Teken Perjanjian, ASPI dan ASTI Gandeng Bali SPA Bersatu Kawal Judicial Review

Foto: Proses pendandatanganan MoU BSB dengan ASPI dan ASTI di Denpasar, Senin (29/1/2024). (BB/212)

Denpasar | barometerbali – Asosiasi Spa Pengusaha Indonesia (ASPI) dan Asosiasi Spa Terapis Indonesia (ASTI) secara resmi telah menyatakan diri bekerjasama dengan Bali SPA Bersatu (BSB), ditandai dengan penandatanganan nota kesepahaman (MoU) yang berlangsung di Griya Bima Sakti, Denpasar, Senin (29/1/2024).

Dalam kesempatannya, Ketua Inisiator Bali SPA Bersatu, I Gusti Ketut Jayeng Saputra (Ajik Jayeng) menjelaskan, selain mengawal proses Judicial Review (uji materi) ke Mahkamah Konsitusi (MK) terkait penolakan dimasukkannya SPA (Sanus Per Aquam) dalam kategori Pajak Hiburan di dalam UU No. I Tahun 2022 tentang Hubungan Keuangan antara Pusat dan Daerah (HKPD) dan pengenaan pajak 40 persen, perjanjian kerja sama juga meliputi soal kelembagaan dan pengembangan industri SPA di Bali.

Berita Terkait:  Sekda Bali Dorong Kolaborasi, Kunjungan Wisman Naik, PHRI Soroti Okupansi Hotel Menyusut

“Jadi perjanjian ini nantinya akan menjadi pondasi yang kuat bagi rekan-rekan terapis di Bali untuk menyuarakan perubahan bersama. Kita akan bersama-sama mengawal proses Judicial Review di MK, juga menjadi kekuatan kita untuk menyuarakan keadilan sehingga suara kami bisa didengar oleh Presiden. Kami juga meminta Presiden untuk segera mengeluarkan PERPPU (Peraturan Pemerintah Pengganti Undang Undang, red) mengingat Undang-Undang Nomor 1 tahun 2022 ini secara perlahan akan mematikan industri SPA di Bali khususnya,” cetusnya.

Selain itu ia mengatakan, pihaknya juga mendorong untuk jenis usaha SPA dikeluarkan dari kategori Pajak Hiburan di dalam UU No. I Tahun 2022 tentang Hubungan Keuangan antara Pusat dan Daerah (HKPD). Ia menegaskan, bahwa usaha SPA bukanlah kategori hiburan, melainkan aktivitas kebugaran dan kesehatan, sebagaimana tertuang dalam Permenkes nomor 8 tahun 2014.

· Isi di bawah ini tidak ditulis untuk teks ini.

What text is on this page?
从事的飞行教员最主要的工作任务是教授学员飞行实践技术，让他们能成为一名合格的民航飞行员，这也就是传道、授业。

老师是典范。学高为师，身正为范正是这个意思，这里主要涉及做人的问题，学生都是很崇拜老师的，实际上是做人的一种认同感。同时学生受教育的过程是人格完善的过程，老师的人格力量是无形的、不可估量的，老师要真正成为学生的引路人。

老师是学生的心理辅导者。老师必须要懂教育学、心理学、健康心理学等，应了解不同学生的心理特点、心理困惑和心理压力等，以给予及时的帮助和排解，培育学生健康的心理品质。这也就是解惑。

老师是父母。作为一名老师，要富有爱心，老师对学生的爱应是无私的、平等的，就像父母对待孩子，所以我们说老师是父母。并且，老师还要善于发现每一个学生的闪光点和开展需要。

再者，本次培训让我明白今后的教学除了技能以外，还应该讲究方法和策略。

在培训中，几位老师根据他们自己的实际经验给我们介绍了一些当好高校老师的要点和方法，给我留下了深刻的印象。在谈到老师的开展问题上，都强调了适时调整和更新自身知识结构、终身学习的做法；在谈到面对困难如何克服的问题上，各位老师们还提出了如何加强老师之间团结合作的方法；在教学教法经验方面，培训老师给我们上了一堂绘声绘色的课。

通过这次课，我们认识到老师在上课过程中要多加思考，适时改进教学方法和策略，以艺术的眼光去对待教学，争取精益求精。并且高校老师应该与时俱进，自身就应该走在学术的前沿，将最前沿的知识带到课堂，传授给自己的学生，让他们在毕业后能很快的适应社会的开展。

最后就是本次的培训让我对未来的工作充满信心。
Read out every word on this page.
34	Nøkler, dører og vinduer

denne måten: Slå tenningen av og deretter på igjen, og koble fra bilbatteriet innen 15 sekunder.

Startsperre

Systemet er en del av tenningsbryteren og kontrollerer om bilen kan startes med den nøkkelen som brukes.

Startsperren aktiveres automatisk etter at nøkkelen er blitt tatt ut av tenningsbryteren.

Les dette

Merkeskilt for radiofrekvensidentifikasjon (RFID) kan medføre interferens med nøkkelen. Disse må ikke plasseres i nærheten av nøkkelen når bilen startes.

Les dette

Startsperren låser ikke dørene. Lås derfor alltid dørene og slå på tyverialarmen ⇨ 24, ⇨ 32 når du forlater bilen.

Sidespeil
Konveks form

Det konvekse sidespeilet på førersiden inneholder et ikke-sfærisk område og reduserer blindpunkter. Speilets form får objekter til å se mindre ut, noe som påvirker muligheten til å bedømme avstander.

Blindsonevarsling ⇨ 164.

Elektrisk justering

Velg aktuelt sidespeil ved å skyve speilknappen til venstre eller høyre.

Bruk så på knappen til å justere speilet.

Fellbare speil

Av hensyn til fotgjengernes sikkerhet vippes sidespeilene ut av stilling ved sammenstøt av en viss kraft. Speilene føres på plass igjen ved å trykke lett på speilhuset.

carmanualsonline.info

Berita Terkait:  Kasus Pura Dalem Balangan Memasuki Babak Baru, Pengempon Adukan Kembali Ombudsman RI

“Ini sudah berkali-kali saya tekankan, kalau memang suara kita didengarkan Pemerintah tentunya harus langsung mengambil sikap agar ke depan permasalahan ini tidak terus menggerus kami di Bali. Kami usaha SPA di Bali ini jelas bukan usaha hiburan! Jadi, kami mohon untuk para pemangku kepentingan khususnya Presiden Joko Widodo bisa segera mengambil keputusan terkait polemik ini,” tegasnya.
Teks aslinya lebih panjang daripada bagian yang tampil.